Transl Lung Cancer Res ; 11(5): 722-734, 2022 May.
Artigo em Inglês | MEDLINE | ID: mdl-35693293

RESUMO

Background: Non-small cell lung cancer (NSCLC) harboring activating mutations in the gene encoding epidermal growth factor receptor (EGFR) is amenable for targeted therapy with tyrosine kinase inhibitors (TKIs). Eventually, resistance to TKI-therapy occurs resulting in disease progression. A substantial fraction of resistance mechanisms is unknown and may involve alterations in the RNA or protein landscape. MicroRNAs (miRNAs) have been frequently suggested to play roles in various forms of cancer including NSCLC. However, a role of miRNAs in acquired resistance to EGFR TKIs remains elusive. In this work, we aimed to investigate the potential involvement of miRNAs in acquired resistance to the third-generation EGFR TKI osimertinib in NSCLC. Methods: We combined miRNA expression profiling with miRNA-inhibitory screening to identify miRNAs involved in conferring resistance to osimertinib. Finally, we validated our top miRNA candidate by profiling longitudinal plasma exosomal RNA from patients receiving osimertinib as second-line therapy in a clinical trial. Results: Various miRNAs displayed differential expression in parental versus osimertinib-refractory NSCLC cells. miRNA-inhibitory screening revealed miR-494-3p to partially confer resistance to osimertinib in vitro. Expression of miR-494-3p was significantly elevated in plasma sampled at disease progression compared to plasma sampled at treatment baseline in a cohort of 21 EGFR T790M-mutation positive NSCLC patients receiving osimertinib.

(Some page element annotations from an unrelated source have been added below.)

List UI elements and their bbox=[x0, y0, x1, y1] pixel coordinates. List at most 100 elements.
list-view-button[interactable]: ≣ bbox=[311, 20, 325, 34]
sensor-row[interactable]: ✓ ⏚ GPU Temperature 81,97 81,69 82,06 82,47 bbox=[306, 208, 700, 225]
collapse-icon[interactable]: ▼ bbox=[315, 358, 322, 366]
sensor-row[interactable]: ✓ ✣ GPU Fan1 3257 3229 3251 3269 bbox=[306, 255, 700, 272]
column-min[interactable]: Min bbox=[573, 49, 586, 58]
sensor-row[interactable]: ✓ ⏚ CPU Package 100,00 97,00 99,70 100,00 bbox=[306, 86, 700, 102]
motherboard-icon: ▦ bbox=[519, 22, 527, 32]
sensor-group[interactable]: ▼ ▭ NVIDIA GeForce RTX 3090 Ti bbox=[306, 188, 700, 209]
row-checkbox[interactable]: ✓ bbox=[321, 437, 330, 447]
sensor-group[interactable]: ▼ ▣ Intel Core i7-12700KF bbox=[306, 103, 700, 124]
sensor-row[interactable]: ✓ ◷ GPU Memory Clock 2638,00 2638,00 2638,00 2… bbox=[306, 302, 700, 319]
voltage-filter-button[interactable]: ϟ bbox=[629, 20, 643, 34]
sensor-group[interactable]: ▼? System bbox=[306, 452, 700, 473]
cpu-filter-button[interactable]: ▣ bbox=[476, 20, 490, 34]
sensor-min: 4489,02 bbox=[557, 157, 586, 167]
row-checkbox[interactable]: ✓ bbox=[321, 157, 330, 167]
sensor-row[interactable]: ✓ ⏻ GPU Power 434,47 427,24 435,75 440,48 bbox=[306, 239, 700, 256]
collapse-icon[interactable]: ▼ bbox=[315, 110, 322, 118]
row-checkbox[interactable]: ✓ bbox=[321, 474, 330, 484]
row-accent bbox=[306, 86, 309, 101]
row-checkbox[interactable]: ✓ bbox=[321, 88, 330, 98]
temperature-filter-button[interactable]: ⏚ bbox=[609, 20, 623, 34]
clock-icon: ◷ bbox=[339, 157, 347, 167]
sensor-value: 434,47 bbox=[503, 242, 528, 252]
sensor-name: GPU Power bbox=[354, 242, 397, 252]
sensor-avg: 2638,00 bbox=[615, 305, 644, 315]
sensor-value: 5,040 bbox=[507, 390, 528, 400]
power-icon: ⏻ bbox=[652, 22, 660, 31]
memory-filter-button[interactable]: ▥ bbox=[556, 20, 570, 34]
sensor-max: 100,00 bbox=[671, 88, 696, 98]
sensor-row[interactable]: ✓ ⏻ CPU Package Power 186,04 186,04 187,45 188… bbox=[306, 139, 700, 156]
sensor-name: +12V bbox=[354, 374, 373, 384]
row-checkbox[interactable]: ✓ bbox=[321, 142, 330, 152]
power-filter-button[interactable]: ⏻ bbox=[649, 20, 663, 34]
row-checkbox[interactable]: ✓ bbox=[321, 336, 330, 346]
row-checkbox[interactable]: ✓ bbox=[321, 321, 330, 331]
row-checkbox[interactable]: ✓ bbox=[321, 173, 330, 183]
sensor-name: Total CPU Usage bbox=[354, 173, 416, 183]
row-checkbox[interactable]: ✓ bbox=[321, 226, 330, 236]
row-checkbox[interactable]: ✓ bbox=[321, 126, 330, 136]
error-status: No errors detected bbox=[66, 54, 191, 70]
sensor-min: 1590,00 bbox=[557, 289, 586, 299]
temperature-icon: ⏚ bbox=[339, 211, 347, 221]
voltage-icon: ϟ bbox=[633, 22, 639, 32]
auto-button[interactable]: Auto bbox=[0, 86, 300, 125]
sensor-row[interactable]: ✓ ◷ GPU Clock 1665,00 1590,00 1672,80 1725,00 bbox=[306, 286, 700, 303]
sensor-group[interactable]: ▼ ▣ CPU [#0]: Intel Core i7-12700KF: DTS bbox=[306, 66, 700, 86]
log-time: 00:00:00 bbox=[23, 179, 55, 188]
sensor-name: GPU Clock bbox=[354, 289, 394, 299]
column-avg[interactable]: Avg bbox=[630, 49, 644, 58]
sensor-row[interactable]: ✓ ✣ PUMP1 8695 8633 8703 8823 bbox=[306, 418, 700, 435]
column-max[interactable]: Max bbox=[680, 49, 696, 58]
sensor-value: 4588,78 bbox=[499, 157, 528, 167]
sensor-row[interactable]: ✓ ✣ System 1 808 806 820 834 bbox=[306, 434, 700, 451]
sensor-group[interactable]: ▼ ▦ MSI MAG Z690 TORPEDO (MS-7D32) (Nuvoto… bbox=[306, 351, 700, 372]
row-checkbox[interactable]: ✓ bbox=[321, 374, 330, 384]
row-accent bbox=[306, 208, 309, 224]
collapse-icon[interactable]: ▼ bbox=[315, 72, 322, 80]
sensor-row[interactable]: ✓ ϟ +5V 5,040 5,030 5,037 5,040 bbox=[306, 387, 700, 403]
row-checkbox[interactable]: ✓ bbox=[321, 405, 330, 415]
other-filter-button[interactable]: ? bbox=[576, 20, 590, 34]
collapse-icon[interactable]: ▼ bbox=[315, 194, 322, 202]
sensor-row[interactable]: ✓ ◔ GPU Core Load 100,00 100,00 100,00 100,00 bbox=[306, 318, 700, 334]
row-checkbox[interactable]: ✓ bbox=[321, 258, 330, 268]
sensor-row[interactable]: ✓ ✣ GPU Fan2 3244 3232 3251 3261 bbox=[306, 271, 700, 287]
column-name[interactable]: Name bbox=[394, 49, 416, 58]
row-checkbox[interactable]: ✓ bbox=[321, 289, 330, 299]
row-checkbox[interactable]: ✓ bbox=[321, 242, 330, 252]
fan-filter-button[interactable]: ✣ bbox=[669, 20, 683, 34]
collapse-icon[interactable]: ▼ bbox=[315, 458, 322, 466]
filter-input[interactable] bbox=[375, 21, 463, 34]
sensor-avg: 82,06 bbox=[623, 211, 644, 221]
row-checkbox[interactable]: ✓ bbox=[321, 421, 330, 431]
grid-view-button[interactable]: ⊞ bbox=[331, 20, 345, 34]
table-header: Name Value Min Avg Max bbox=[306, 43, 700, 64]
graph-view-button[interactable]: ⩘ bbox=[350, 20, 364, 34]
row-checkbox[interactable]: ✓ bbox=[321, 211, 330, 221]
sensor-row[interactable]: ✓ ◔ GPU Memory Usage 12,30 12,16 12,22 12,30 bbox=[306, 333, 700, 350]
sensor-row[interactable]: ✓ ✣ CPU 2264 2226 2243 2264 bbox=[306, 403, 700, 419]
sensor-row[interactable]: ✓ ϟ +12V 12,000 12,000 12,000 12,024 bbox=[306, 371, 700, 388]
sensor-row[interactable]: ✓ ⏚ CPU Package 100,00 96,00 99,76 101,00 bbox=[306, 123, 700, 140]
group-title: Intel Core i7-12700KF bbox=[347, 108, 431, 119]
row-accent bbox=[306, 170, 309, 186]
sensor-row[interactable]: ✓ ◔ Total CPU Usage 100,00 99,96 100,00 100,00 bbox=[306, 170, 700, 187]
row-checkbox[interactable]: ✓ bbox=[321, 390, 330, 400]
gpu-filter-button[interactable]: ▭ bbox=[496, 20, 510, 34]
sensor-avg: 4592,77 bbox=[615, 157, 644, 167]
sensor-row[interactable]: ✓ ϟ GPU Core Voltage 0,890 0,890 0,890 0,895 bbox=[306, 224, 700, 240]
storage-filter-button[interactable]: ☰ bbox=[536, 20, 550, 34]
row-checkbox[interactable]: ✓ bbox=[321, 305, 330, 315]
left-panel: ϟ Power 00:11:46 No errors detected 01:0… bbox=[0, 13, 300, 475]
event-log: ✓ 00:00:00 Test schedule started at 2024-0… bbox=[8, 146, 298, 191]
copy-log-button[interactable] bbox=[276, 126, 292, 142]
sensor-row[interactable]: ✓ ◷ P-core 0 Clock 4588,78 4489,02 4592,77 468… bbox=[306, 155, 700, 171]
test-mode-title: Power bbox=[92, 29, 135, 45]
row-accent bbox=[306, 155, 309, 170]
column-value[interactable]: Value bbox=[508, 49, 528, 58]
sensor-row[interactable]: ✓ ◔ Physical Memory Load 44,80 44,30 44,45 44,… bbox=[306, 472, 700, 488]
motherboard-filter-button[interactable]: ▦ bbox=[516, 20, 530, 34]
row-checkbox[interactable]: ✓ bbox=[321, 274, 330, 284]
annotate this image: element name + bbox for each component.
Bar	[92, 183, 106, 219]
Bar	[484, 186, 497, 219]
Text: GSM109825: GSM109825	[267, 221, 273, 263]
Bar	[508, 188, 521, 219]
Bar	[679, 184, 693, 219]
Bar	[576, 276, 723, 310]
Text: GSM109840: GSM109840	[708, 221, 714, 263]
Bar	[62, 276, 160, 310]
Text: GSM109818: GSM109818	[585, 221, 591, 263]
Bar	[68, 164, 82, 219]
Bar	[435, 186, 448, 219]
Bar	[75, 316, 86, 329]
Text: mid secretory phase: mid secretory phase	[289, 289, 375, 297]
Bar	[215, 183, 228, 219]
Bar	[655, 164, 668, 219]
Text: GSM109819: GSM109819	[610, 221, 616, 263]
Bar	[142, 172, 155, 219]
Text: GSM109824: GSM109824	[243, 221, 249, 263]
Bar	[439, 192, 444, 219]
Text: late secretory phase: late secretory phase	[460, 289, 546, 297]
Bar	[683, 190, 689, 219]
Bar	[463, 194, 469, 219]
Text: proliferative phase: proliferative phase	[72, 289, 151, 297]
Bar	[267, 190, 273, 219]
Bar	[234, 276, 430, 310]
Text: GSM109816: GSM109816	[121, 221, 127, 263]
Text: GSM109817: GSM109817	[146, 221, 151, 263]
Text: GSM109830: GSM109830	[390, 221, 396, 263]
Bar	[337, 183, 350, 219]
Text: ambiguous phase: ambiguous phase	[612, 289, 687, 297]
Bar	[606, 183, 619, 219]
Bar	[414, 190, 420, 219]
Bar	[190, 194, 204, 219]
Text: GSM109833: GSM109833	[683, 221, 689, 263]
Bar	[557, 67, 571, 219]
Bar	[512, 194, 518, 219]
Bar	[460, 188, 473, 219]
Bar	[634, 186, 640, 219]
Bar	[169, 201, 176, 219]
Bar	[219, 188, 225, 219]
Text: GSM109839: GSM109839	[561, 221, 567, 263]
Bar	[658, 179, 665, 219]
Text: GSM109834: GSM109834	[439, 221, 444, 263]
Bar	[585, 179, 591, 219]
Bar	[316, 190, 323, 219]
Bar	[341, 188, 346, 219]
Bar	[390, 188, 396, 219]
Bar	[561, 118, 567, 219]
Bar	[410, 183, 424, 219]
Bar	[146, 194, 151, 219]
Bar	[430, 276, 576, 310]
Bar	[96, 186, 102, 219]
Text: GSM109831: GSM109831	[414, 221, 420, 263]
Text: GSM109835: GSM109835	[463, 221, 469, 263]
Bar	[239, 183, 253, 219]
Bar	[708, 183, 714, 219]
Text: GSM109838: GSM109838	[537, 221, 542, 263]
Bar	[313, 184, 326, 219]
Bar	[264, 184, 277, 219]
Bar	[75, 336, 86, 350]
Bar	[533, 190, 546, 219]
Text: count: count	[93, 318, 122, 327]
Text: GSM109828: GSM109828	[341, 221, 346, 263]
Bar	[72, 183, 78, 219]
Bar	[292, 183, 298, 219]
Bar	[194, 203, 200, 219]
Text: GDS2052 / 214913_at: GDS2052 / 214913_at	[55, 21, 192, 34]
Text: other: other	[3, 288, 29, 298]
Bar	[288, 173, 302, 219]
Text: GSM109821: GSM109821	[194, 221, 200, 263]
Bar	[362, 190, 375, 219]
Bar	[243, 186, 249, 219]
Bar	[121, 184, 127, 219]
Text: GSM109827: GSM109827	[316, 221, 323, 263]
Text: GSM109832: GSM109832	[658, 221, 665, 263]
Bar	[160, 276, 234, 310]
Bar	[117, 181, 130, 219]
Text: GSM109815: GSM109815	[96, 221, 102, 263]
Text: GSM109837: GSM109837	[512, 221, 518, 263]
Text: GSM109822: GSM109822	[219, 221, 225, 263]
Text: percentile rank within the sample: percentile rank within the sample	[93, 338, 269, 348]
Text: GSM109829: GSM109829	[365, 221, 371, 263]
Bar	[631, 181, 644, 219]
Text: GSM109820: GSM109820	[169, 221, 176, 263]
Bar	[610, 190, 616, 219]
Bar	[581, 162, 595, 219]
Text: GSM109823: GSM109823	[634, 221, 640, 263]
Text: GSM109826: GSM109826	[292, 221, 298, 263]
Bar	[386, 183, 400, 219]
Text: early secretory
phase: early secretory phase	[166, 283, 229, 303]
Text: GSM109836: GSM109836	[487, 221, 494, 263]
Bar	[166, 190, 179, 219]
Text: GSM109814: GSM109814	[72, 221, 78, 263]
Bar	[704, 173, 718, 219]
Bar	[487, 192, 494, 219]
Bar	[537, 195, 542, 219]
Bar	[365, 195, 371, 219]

Conclusions: Our results highlight the need for further therapeutic exploration of miR-494-3p in in vivo models of EGFR-mutant NSCLC.

19.
Cell Death Discov ; 8(1): 284, 2022 Jun 11.
Artigo em Inglês | MEDLINE | ID: mdl-35690610

RESUMO

The antibody conjugate gemtuzumab ozogamicin (GO; Mylotarg®) provides targeted therapy of acute myeloid leukemia (AML), with recent approvals for patients with CD33-positive disease at diagnosis or relapse, as monotherapy or combined with chemotherapeutics. While its clinical efficacy is well documented, the molecular routes by which GO induces AML cell death warrant further analyses. We have earlier reported that this process is initiated via mitochondria-mediated caspase activation. Here we provide additional data, focusing on the involvement of caspase-2 in this mechanism. We show that this enzyme plays an important role in triggering apoptotic death of human AML cells after exposure to GO or its active moiety calicheamicin. Accordingly, the caspase-2 inhibitor z-VDVAD-fmk reduced GO-induced caspase-3 activation. This finding was validated with shRNA and siRNA targeting caspase-2, resulting in reduced caspase-3 activation and cleavage of poly [ADP-ribose] polymerase 1 (PARP-1). We previously demonstrated that GO-induced apoptosis included a conformational change of Bax into a pro-apoptotic state. Present data reveal that GO-treatment also induced Bid cleavage, which was partially reduced by caspase-2 specific inhibition while the effect on GO-induced Bax conformational change remained unaltered. In mononuclear cells isolated from AML patients that responded to GO treatment in vitro, processing of caspase-2 was evident, whereas in cells from an AML patient refractory to treatment no such processing was seen. When assessing diagnostic samples from 22 AML patients, who all entered complete remission (CR) following anthracycline-based induction therapy, and comparing patients with long versus those with short CR duration no significant differences in baseline caspase-2 or caspase-3 full-length protein expression levels were found. In summary, we demonstrate that GO triggers caspase-2 cleavage in human AML cells and that the subsequent apoptosis of these cells in part relies on caspase-2. These findings may have future clinical implications.